The Jackson Sun reports that the Memphis Regional Megasite has already received about $144 million in state funding. But Economic and Community Development Commissioner Bob Rolfe says the extra money is needed for wastewater, electrical, gas, water and railroad improvements to make the site spanning nearly 6.5 square miles ready for prospective investors.

Rolfe says those updates would make the site located about 45 miles from downtown Memphis “shovel ready.” It was that lack of finishing touches that led to the Toyota-Mazda decision to build its plant elsewhere. The $1.6 billion facility is projected to create up to 4,000 jobs and have an annual production capacity of about 3,000 vehicles.

“We’ve got to work as one unit to make this thing happen,” said Haywood County Mayor Franklin Smith. “West Tennessee is a great place, but we have to sell ourselves as one unit to whoever comes. It’s got to be local governments, state government — and not just local government Haywood County but local government all over West Tennessee.”

While West Tennessee is working to complete its site, an effort to create another megasite outside Nashville is drawing some opposition.

The Leaf-Chronicle of Clarksville reports that residents near the proposed site straddling Montgomery and Robertson counties are collecting signatures in opposition to the development.

Debra Moore, who said she lives “almost next-door” to the site located about a mile south of the Kentucky line, said residents are worried about the potential changes a major industrial development would have.

“The people out there are concerned about the impact on the farmland, which is some of the best farmland in our county, as well as the additional debt that (Montgomery) county would take on,” she said.

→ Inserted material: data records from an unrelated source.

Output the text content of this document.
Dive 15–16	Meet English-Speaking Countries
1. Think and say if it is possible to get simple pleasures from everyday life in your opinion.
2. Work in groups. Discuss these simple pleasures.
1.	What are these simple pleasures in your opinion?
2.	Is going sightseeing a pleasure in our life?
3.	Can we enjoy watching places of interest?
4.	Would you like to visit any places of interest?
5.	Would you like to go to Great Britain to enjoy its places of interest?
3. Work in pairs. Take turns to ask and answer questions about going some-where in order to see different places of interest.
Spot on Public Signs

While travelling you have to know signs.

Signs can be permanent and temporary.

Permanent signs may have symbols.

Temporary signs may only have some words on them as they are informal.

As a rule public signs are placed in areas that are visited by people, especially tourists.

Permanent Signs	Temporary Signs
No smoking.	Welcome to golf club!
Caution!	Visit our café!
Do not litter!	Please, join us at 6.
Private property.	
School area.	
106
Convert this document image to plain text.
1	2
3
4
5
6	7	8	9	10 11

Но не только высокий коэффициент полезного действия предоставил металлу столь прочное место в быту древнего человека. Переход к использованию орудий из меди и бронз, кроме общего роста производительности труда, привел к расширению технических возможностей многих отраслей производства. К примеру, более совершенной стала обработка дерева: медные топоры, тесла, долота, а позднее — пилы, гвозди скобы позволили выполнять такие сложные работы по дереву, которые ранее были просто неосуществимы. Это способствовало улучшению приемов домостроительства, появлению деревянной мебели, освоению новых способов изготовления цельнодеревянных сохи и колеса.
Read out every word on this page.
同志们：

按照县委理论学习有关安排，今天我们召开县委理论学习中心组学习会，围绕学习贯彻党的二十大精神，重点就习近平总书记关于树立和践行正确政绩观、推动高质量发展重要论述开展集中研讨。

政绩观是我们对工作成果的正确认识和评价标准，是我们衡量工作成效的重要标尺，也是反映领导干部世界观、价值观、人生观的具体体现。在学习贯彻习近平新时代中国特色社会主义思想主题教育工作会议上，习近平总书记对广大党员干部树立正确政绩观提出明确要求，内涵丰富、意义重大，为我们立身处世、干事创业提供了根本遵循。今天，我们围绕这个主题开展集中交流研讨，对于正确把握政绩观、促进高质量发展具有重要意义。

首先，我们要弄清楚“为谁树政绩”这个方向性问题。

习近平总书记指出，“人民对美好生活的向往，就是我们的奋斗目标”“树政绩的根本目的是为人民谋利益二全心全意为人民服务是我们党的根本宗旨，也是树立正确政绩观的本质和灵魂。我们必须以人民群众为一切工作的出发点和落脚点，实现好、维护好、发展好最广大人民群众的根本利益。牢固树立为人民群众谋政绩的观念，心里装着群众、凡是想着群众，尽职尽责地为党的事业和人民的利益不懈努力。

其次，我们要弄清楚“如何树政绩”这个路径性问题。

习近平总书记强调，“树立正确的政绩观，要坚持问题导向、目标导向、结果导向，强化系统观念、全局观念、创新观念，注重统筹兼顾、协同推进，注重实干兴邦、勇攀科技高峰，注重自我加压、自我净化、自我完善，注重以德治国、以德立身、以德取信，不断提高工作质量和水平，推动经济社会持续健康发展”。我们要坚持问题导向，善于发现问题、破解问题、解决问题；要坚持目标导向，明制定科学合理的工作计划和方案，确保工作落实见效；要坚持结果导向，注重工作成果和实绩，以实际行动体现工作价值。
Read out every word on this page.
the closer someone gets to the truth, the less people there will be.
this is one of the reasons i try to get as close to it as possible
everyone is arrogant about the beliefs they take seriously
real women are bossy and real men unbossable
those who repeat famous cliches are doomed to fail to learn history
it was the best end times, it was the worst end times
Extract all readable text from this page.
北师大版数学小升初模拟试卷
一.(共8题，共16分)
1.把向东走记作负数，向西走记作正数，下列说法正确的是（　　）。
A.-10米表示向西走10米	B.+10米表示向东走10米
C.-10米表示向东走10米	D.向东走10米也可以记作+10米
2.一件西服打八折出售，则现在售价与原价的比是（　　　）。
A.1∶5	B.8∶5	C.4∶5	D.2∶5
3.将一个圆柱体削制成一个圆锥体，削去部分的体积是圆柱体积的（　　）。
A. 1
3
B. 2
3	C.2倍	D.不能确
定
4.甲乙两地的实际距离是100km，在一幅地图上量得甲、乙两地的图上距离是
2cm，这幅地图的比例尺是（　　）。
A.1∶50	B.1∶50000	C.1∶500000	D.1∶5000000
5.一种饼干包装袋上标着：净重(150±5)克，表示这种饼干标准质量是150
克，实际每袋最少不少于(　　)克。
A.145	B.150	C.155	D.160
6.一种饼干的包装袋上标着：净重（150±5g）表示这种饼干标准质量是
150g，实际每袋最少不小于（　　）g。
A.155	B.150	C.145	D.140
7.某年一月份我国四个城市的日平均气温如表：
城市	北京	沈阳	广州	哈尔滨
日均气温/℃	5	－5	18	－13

People chose to live in the rural area because “they want to get away from the city,” Moore said. “They want the quiet lifestyle.”

About two-thirds of the land is in Montgomery County, while the remaining third is in Robertson County.

Robertson County Mayor Howard Bradley said he has heard little opposition to the proposed development.

“I understand the concerns of the people who live nearby,” Bradley said. “But, ultimately, in this instance, the biggest part of the decision comes down to the landowners. If they want a megasite, there’s nothing either county can do to prevent it if they’re following planning and zoning regulations.”

Robertson County Economic Development Board Chairman Roger Blackwood said in statement that the goal of developing a megasite is to create quality jobs for residents.

“Over 62 percent of our workforce leaves Robertson County every day and the type of project that this megasite would attract would bring those higher wage jobs to us,” he said. “In fact, this type of project would actually increase tax revenues collected in Robertson County, without raising taxes on anyone.”

The Tennessee Valley Authority, the nation’s largest public utility, oversees the megasite certification process. To fully qualify, sites need more than 1,000 acres of space, rail and interstate access, infrastructure including roads, sewer, water and electricity or plans to install them and letters of intent from property owners to sell their land.

Republican Gov. Bill Haslam said having more than one potential megasite in Tennessee can be key to landing major investors.

“One of the issues we have now is that we have is when we have companies that come in and want large sites, right now we just have the West Tennessee megasite,” Haslam told reporters earlier this month. “When we only have one, it’s a limitation.”

Haslam welcomed efforts to develop the new site.

“We think there’s some real long-term value in them developing that for us to have another alternative for somebody that might want to be in the middle part of the state,” he said.